Fundação Mahein e PDHJ alertam para uso indevido de armas e ausência do Estado na prevenção de conflitos

O Provedor dos Direitos Humanos e Justiça, Virgílio Guterres, lamentou a morte do jovem ocorrida em Cailaco e apelou a uma investigação rigorosa por parte da Polícia Nacional de Timor-Leste (PNTL). “Em relação ao caso de Cailaco, só temos, para já, informação geral sobre a morte do jovem. Quero reiterar a necessidade de o Comando da PNTL realizar uma investigação profunda para apurar todos os pormenores”, afirmou.

Guterres considerou que a morte do jovem não deveria ter ocorrido, sobretudo num momento de celebração como o 20 de maio, sublinhando que o episódio revela falhas graves por parte do Estado na proteção dos cidadãos. “A morte do jovem é prova da ausência do Estado na garantia da segurança da população”, afirmou o Provedor.

Na sua análise, esta falha institucional vai além da atuação pontual das forças de segurança. “Nota-se também a incapacidade das autoridades de segurança em identificar fontes potenciais de conflito.

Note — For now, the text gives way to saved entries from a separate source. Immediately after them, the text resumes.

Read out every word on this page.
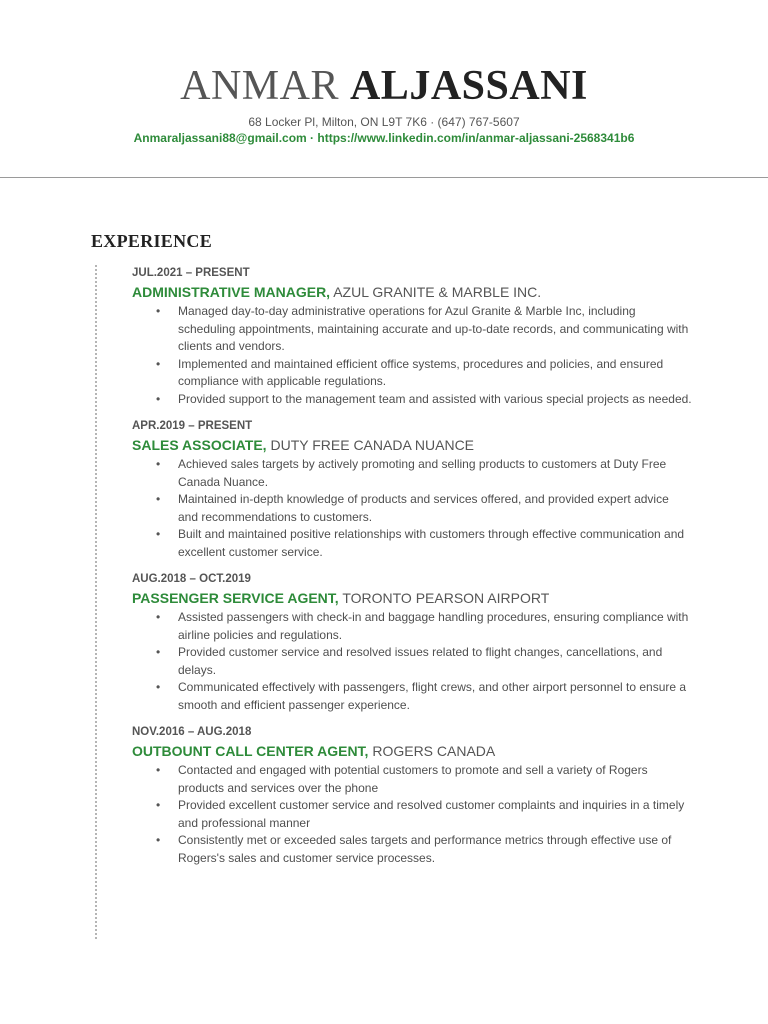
ANMAR ALJASSANI
68 Locker Pl, Milton, ON L9T 7K6 · (647) 767-5607
Anmaraljassani88@gmail.com · https://www.linkedin.com/in/anmar-aljassani-2568341b6
EXPERIENCE
JUL.2021 – PRESENT
ADMINISTRATIVE MANAGER, AZUL GRANITE & MARBLE INC.
• Managed day-to-day administrative operations for Azul Granite & Marble Inc, including scheduling appointments, maintaining accurate and up-to-date records, and communicating with clients and vendors.
• Implemented and maintained efficient office systems, procedures and policies, and ensured compliance with applicable regulations.
• Provided support to the management team and assisted with various special projects as needed.
APR.2019 – PRESENT
SALES ASSOCIATE, DUTY FREE CANADA NUANCE
• Achieved sales targets by actively promoting and selling products to customers at Duty Free Canada Nuance.
• Maintained in-depth knowledge of products and services offered, and provided expert advice and recommendations to customers.
• Built and maintained positive relationships with customers through effective communication and excellent customer service.
AUG.2018 – OCT.2019
PASSENGER SERVICE AGENT, TORONTO PEARSON AIRPORT
• Assisted passengers with check-in and baggage handling procedures, ensuring compliance with airline policies and regulations.
• Provided customer service and resolved issues related to flight changes, cancellations, and delays.
• Communicated effectively with passengers, flight crews, and other airport personnel to ensure a smooth and efficient passenger experience.
NOV.2016 – AUG.2018
OUTBOUNT CALL CENTER AGENT, ROGERS CANADA
• Contacted and engaged with potential customers to promote and sell a variety of Rogers products and services over the phone
• Provided excellent customer service and resolved customer complaints and inquiries in a timely and professional manner
• Consistently met or exceeded sales targets and performance metrics through effective use of Rogers's sales and customer service processes.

Quando não se identificam essas fontes, não se sabe como prevenir”, criticou.

Apesar de as autoridades ainda estarem a investigar o incidente, o diretor executivo da Fundação Mahein (FM), Nelson Belo, afirmou que o uso de armas de fogo por oficiais da polícia e as sanções por disparos indevidos contra civis são regulados por uma combinação de leis nacionais, regulamentos e políticas internas da polícia, com alguma influência de padrões internacionais.

De acordo com o artigo 5.º da Lei da Estrutura Orgânica da PNTL (2004), a polícia só pode usar força, incluindo armas de fogo, para repelir agressão imediata e ilegal em legítima defesa, própria ou de terceiros, ou para superar resistência ilegítima — e apenas após esgotados todos os outros meios e após aviso prévio.

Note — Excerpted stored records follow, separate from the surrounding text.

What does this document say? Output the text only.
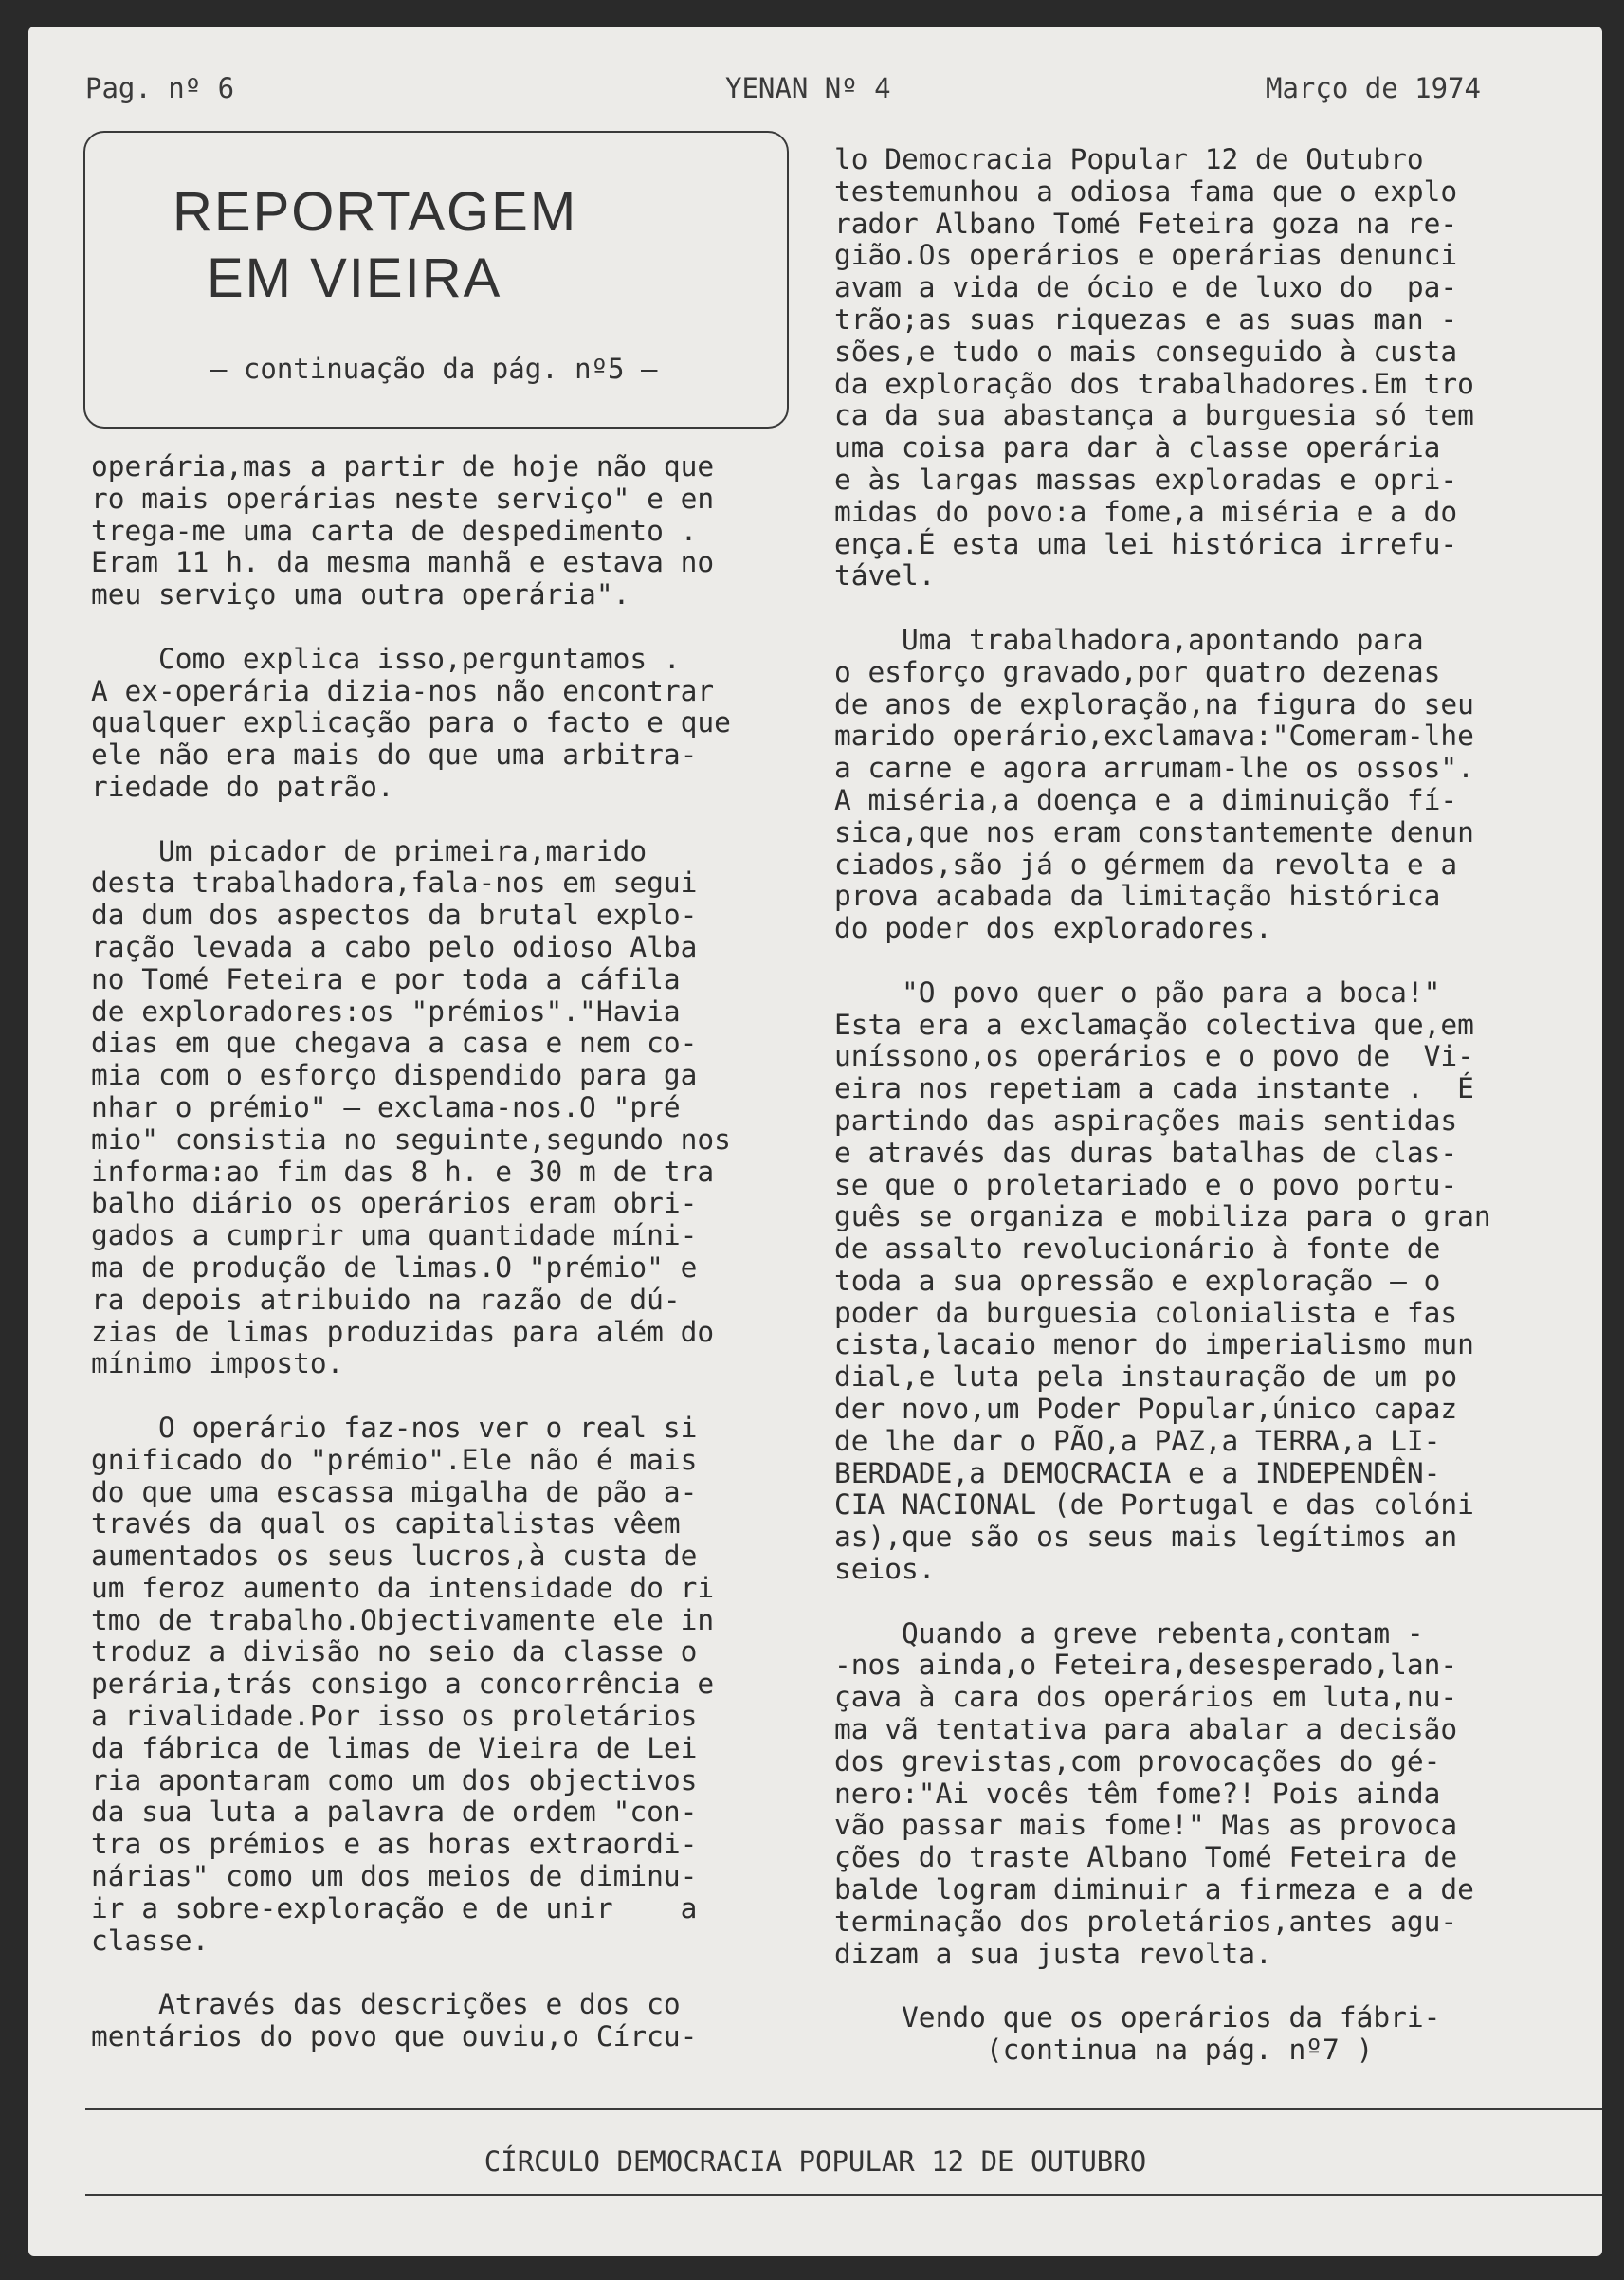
Pag. nº 6	YENAN Nº 4	Março de 1974
REPORTAGEM
EM VIEIRA
— continuação da pág. nº5 —
operária,mas a partir de hoje não que
ro mais operárias neste serviço" e en
trega-me uma carta de despedimento .
Eram 11 h. da mesma manhã e estava no
meu serviço uma outra operária".

Como explica isso,perguntamos .
A ex-operária dizia-nos não encontrar
qualquer explicação para o facto e que
ele não era mais do que uma arbitra-
riedade do patrão.

Um picador de primeira,marido
desta trabalhadora,fala-nos em segui
da dum dos aspectos da brutal explo-
ração levada a cabo pelo odioso Alba
no Tomé Feteira e por toda a cáfila
de exploradores:os "prémios"."Havia
dias em que chegava a casa e nem co-
mia com o esforço dispendido para ga
nhar o prémio" — exclama-nos.O "pré
mio" consistia no seguinte,segundo nos
informa:ao fim das 8 h. e 30 m de tra
balho diário os operários eram obri-
gados a cumprir uma quantidade míni-
ma de produção de limas.O "prémio" e
ra depois atribuido na razão de dú-
zias de limas produzidas para além do
mínimo imposto.

O operário faz-nos ver o real si
gnificado do "prémio".Ele não é mais
do que uma escassa migalha de pão a-
través da qual os capitalistas vêem
aumentados os seus lucros,à custa de
um feroz aumento da intensidade do ri
tmo de trabalho.Objectivamente ele in
troduz a divisão no seio da classe o
perária,trás consigo a concorrência e
a rivalidade.Por isso os proletários
da fábrica de limas de Vieira de Lei
ria apontaram como um dos objectivos
da sua luta a palavra de ordem "con-
tra os prémios e as horas extraordi-
nárias" como um dos meios de diminu-
ir a sobre-exploração e de unir    a
classe.

Através das descrições e dos co
mentários do povo que ouviu,o Círcu-
lo Democracia Popular 12 de Outubro
testemunhou a odiosa fama que o explo
rador Albano Tomé Feteira goza na re-
gião.Os operários e operárias denunci
avam a vida de ócio e de luxo do  pa-
trão;as suas riquezas e as suas man -
sões,e tudo o mais conseguido à custa
da exploração dos trabalhadores.Em tro
ca da sua abastança a burguesia só tem
uma coisa para dar à classe operária
e às largas massas exploradas e opri-
midas do povo:a fome,a miséria e a do
ença.É esta uma lei histórica irrefu-
tável.

Uma trabalhadora,apontando para
o esforço gravado,por quatro dezenas
de anos de exploração,na figura do seu
marido operário,exclamava:"Comeram-lhe
a carne e agora arrumam-lhe os ossos".
A miséria,a doença e a diminuição fí-
sica,que nos eram constantemente denun
ciados,são já o gérmem da revolta e a
prova acabada da limitação histórica
do poder dos exploradores.

"O povo quer o pão para a boca!"
Esta era a exclamação colectiva que,em
uníssono,os operários e o povo de  Vi-
eira nos repetiam a cada instante .  É
partindo das aspirações mais sentidas
e através das duras batalhas de clas-
se que o proletariado e o povo portu-
guês se organiza e mobiliza para o gran
de assalto revolucionário à fonte de
toda a sua opressão e exploração — o
poder da burguesia colonialista e fas
cista,lacaio menor do imperialismo mun
dial,e luta pela instauração de um po
der novo,um Poder Popular,único capaz
de lhe dar o PÃO,a PAZ,a TERRA,a LI-
BERDADE,a DEMOCRACIA e a INDEPENDÊN-
CIA NACIONAL (de Portugal e das colóni
as),que são os seus mais legítimos an
seios.

Quando a greve rebenta,contam -
-nos ainda,o Feteira,desesperado,lan-
çava à cara dos operários em luta,nu-
ma vã tentativa para abalar a decisão
dos grevistas,com provocações do gé-
nero:"Ai vocês têm fome?! Pois ainda
vão passar mais fome!" Mas as provoca
ções do traste Albano Tomé Feteira de
balde logram diminuir a firmeza e a de
terminação dos proletários,antes agu-
dizam a sua justa revolta.

Vendo que os operários da fábri-
(continua na pág. nº7 )
CÍRCULO DEMOCRACIA POPULAR 12 DE OUTUBRO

O uso de armas de fogo deve ser estritamente necessário e proporcional à ameaça, normalmente envolvendo perigo iminente de morte ou ferimentos graves.

Belo destacou ainda que o Regulamento da UNTAET n.º 2001/5, sobre Armas de Fogo e Munições, estabelece um controlo rigoroso sobre a posse e uso de armas, com penalizações que incluem multas e até 20 anos de prisão por uso ilegal com perturbação da ordem pública.

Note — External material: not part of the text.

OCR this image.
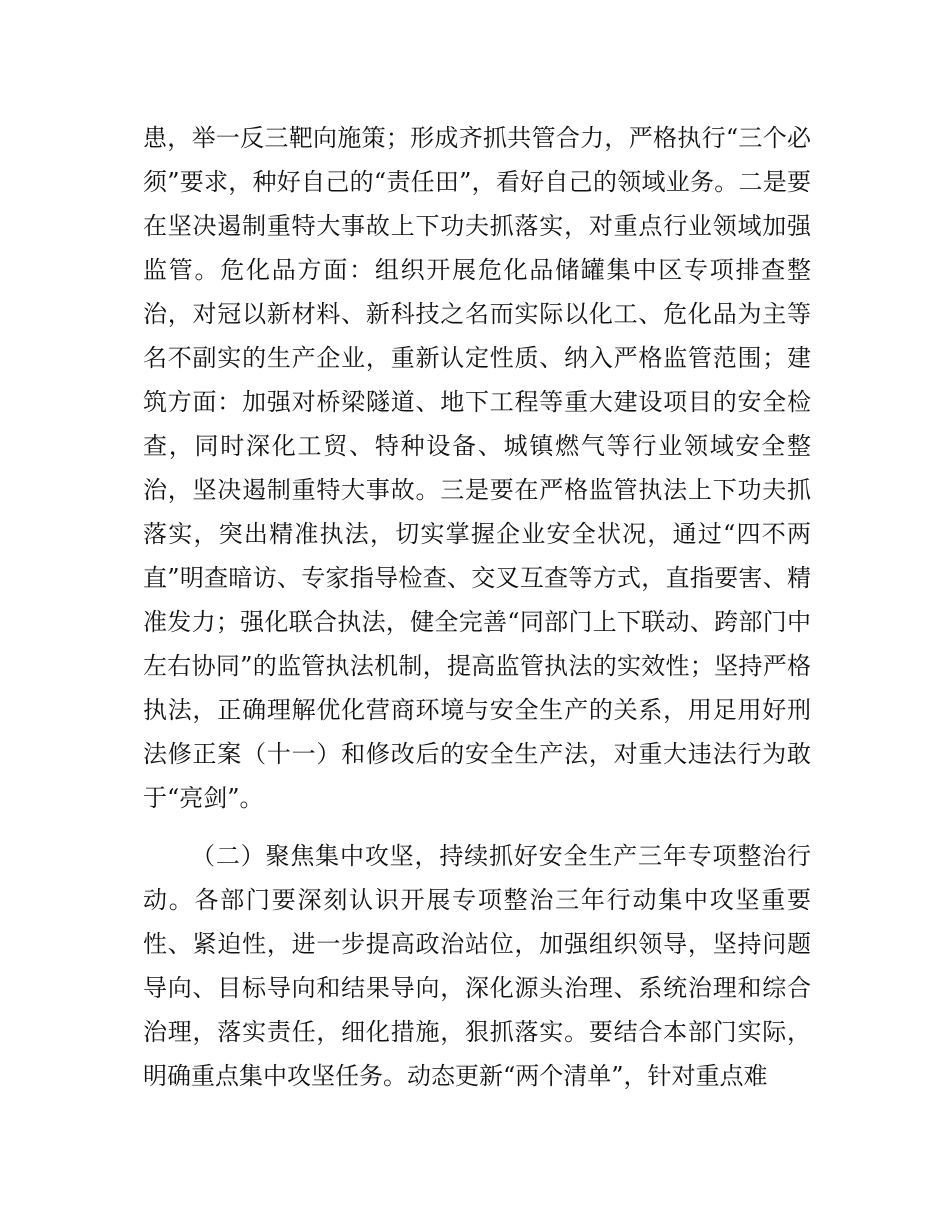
患，举一反三靶向施策；形成齐抓共管合力，严格执行“三个必须”要求，种好自己的“责任田”，看好自己的领域业务。二是要在坚决遏制重特大事故上下功夫抓落实，对重点行业领域加强监管。危化品方面：组织开展危化品储罐集中区专项排查整治，对冠以新材料、新科技之名而实际以化工、危化品为主等名不副实的生产企业，重新认定性质、纳入严格监管范围；建筑方面：加强对桥梁隧道、地下工程等重大建设项目的安全检查，同时深化工贸、特种设备、城镇燃气等行业领域安全整治，坚决遏制重特大事故。三是要在严格监管执法上下功夫抓落实，突出精准执法，切实掌握企业安全状况，通过“四不两直”明查暗访、专家指导检查、交叉互查等方式，直指要害、精准发力；强化联合执法，健全完善“同部门上下联动、跨部门中左右协同”的监管执法机制，提高监管执法的实效性；坚持严格执法，正确理解优化营商环境与安全生产的关系，用足用好刑法修正案（十一）和修改后的安全生产法，对重大违法行为敢于“亮剑”。

（二）聚焦集中攻坚，持续抓好安全生产三年专项整治行动。各部门要深刻认识开展专项整治三年行动集中攻坚重要性、紧迫性，进一步提高政治站位，加强组织领导，坚持问题导向、目标导向和结果导向，深化源头治理、系统治理和综合治理，落实责任，细化措施，狠抓落实。要结合本部门实际，明确重点集中攻坚任务。动态更新“两个清单”，针对重点难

Os oficiais da polícia devem cumprir requisitos de licenciamento e formação para o uso de armas de fogo, conforme previsto no Projeto de Lei de Armas de 2008. Este estipula que os agentes devem ser competentes, estar em condições médicas adequadas e receber formação da PNTL.

Nelson Belo reconheceu que existem sanções administrativas dentro da PNTL, incluindo suspensão, penalizações disciplinares ou demissão. Contudo, “a aplicação destas regras tem sido inconsistente, com casos de agentes armados fora do regulamento, o que contribui para incidentes violentos.”

“Os casos anteriores, como o tiroteio em Lahane (2021) e o assassinato de jovens em Kulu-Hun (2018), evidenciam falhas sistémicas na disciplina policial, uso indevido de armas e aplicação frágil das normas existentes.”

Um dos principais problemas, segundo o diretor da FM, é a ausência de um órgão independente de supervisão da polícia. “Falta transparência e confiança pública nas investigações.”

A FM apela a reformas estruturais na PNTL, incluindo “melhoria da formação sobre o uso da força e de armas de fogo, aplicação rigorosa dos regulamentos e criação de mecanismos independentes para investigar e punir condutas impróprias dos agentes.”